En l’espèce, le contrat de construction de maison individuelle en date du 14 juin 2022 stipule « qu’en cas de retard dans la livraison, le constructeur devra au maître de l’ouvrage une indemnité égale à 1/3000ème prix convenu fixé au contrat par jour de retard ».
La clause de ce contrat est une clause pénale et comme telle, est susceptible d’être modérée par le juge du fond. Le juge des référés, saisi d’une demande provisionnelle et dans le cadre d’une décision qui n’a pas autorité de la chose jugée, n’a pas vocation à statuer sur l’application de pénalités contractuelles.
Les demandes de provision formées par Monsieur [J] [D] et Madame [P] [D] seront rejetées.
Sur les demandes accessoires
L’article 491, alinéa 2 du code de procédure civile précise que la juridiction des référés statue sur les dépens.

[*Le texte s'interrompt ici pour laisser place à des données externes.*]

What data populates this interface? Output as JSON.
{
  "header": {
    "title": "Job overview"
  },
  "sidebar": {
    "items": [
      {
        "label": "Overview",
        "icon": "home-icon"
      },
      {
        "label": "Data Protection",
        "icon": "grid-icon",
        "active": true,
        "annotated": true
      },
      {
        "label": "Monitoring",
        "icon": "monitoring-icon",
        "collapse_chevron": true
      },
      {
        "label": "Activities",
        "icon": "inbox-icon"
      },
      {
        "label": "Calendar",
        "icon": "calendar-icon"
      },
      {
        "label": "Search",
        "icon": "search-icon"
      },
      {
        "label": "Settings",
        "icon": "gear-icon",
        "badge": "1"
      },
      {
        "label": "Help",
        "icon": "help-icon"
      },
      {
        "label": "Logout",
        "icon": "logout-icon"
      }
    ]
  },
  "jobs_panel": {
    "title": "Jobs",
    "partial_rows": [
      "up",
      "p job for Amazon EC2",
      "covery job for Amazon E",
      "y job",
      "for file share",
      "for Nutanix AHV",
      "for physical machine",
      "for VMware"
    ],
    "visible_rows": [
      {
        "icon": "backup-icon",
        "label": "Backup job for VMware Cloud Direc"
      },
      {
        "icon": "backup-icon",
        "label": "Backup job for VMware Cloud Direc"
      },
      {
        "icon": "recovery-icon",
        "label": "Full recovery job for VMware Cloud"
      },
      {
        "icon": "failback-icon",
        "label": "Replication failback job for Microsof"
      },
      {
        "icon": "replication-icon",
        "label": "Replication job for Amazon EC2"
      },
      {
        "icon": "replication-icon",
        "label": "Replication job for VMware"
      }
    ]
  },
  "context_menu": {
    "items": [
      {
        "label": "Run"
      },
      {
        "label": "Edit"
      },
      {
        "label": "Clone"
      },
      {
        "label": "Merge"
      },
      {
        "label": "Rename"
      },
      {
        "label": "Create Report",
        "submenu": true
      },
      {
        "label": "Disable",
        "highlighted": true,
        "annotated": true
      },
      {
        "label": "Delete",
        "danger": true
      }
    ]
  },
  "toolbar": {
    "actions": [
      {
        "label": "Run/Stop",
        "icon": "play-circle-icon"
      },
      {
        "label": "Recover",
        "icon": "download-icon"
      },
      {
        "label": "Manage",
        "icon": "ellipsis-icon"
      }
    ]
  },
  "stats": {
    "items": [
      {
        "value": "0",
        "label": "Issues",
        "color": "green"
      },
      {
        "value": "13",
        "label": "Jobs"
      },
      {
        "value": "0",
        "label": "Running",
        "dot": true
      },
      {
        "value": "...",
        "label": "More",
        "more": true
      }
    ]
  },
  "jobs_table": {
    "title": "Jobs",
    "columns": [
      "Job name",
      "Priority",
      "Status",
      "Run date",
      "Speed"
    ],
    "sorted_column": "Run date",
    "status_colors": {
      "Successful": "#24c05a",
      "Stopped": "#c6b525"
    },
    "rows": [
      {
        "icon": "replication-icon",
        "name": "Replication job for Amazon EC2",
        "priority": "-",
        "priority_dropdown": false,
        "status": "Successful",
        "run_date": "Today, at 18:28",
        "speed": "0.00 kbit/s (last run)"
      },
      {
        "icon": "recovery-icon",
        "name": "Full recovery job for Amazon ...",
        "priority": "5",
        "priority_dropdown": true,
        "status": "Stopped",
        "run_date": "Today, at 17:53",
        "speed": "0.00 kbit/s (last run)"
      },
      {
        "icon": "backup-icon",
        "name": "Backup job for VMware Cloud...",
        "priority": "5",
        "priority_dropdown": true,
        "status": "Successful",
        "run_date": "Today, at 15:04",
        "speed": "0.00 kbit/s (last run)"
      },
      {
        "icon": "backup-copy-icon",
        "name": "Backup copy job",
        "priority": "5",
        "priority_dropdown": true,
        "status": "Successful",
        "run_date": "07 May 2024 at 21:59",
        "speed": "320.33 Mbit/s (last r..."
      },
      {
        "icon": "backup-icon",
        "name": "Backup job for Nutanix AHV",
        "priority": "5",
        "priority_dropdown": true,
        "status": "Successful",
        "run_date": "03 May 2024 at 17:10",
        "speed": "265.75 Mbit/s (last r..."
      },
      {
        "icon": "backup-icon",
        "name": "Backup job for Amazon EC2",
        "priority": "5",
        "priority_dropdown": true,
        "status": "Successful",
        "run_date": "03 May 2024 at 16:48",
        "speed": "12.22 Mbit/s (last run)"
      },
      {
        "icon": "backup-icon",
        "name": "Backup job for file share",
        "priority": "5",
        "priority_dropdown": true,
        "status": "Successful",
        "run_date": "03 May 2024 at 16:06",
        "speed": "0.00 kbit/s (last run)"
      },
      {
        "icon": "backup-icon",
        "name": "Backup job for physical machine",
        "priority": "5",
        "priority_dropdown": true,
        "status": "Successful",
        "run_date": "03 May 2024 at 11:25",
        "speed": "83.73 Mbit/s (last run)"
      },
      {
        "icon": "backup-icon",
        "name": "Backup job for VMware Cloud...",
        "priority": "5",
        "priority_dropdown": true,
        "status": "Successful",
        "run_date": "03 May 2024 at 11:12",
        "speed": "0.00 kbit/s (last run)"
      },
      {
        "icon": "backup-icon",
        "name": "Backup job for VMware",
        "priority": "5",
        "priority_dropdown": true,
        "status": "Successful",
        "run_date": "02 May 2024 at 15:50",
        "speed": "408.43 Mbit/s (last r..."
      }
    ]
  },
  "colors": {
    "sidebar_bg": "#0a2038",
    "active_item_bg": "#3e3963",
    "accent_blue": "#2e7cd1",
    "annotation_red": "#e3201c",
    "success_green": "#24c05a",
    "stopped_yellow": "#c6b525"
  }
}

L’article 696 dudit code dispose que la partie perdante est condamnée aux dépens, à moins que le juge, par décision motivée, n’en mette la totalité ou une fraction à la charge d’une autre partie.
La SMABTP, partie perdante, devra ainsi supporter les dépens de l’instance.
L’équité et la situation économique justifient d’allouer à Monsieur [J] [D] et Madame [P] [D] la somme de 1 000,00 euros au titre de l’article 700 du code de procédure civile.
La demande de la SMABTP est rejetée au titre de l’article 700 du code de procédure civile.
PAR CES MOTIFS
Nous, juge des référés, statuant publiquement par mise à disposition au greffe, par ordonnance contradictoire et en premier ressort,
RENVOYONS les parties à se pourvoir au fond ainsi qu’elles en aviseront mais dès à présent, par provision ;
CONDAMNONS la SMABTP à mobiliser sa garantie livraison et ENJOIGNONS la SMABTP, en qualité de garant de livraison à prix et délais convenus, à désigner sous sa responsabilité la personne qui terminera les travaux, afin de reprendre et terminer les travaux de construction de la maison individuelle à usage d’habitation située [Adresse 4] à [Localité 2], d’achever et livrer la maison conformément aux dispositions contractuelles et aux préconisation figurant aux documents contractuels, et de reprendre les éventuels malfaçons et désordres qui pourraient être relevés ;
DEBOUTONS Monsieur [J] [D] et Madame [P] [D] de leur demande d’astreinte ;
DEBOUTONS Monsieur [J] [D] et Madame [P] [D] de leurs demandes de provision ;
DEBOUTONS les parties de leurs demandes plus amples ou contraires ;
CONDAMNONS la SMABTP aux entiers dépens ;
CONDAMNONS la SMABTP à verser à Monsieur [J] [D] et Madame [P] [D] la somme de 1 000,00 euros au titre des frais irrépétibles ;
DEBOUTONS la SMABTP de sa demande de condamnation au titre de l’article 700 du code de procédure civile ;
RAPPELONS que la présente ordonnance bénéficie de plein droit de l’exécution provisoire.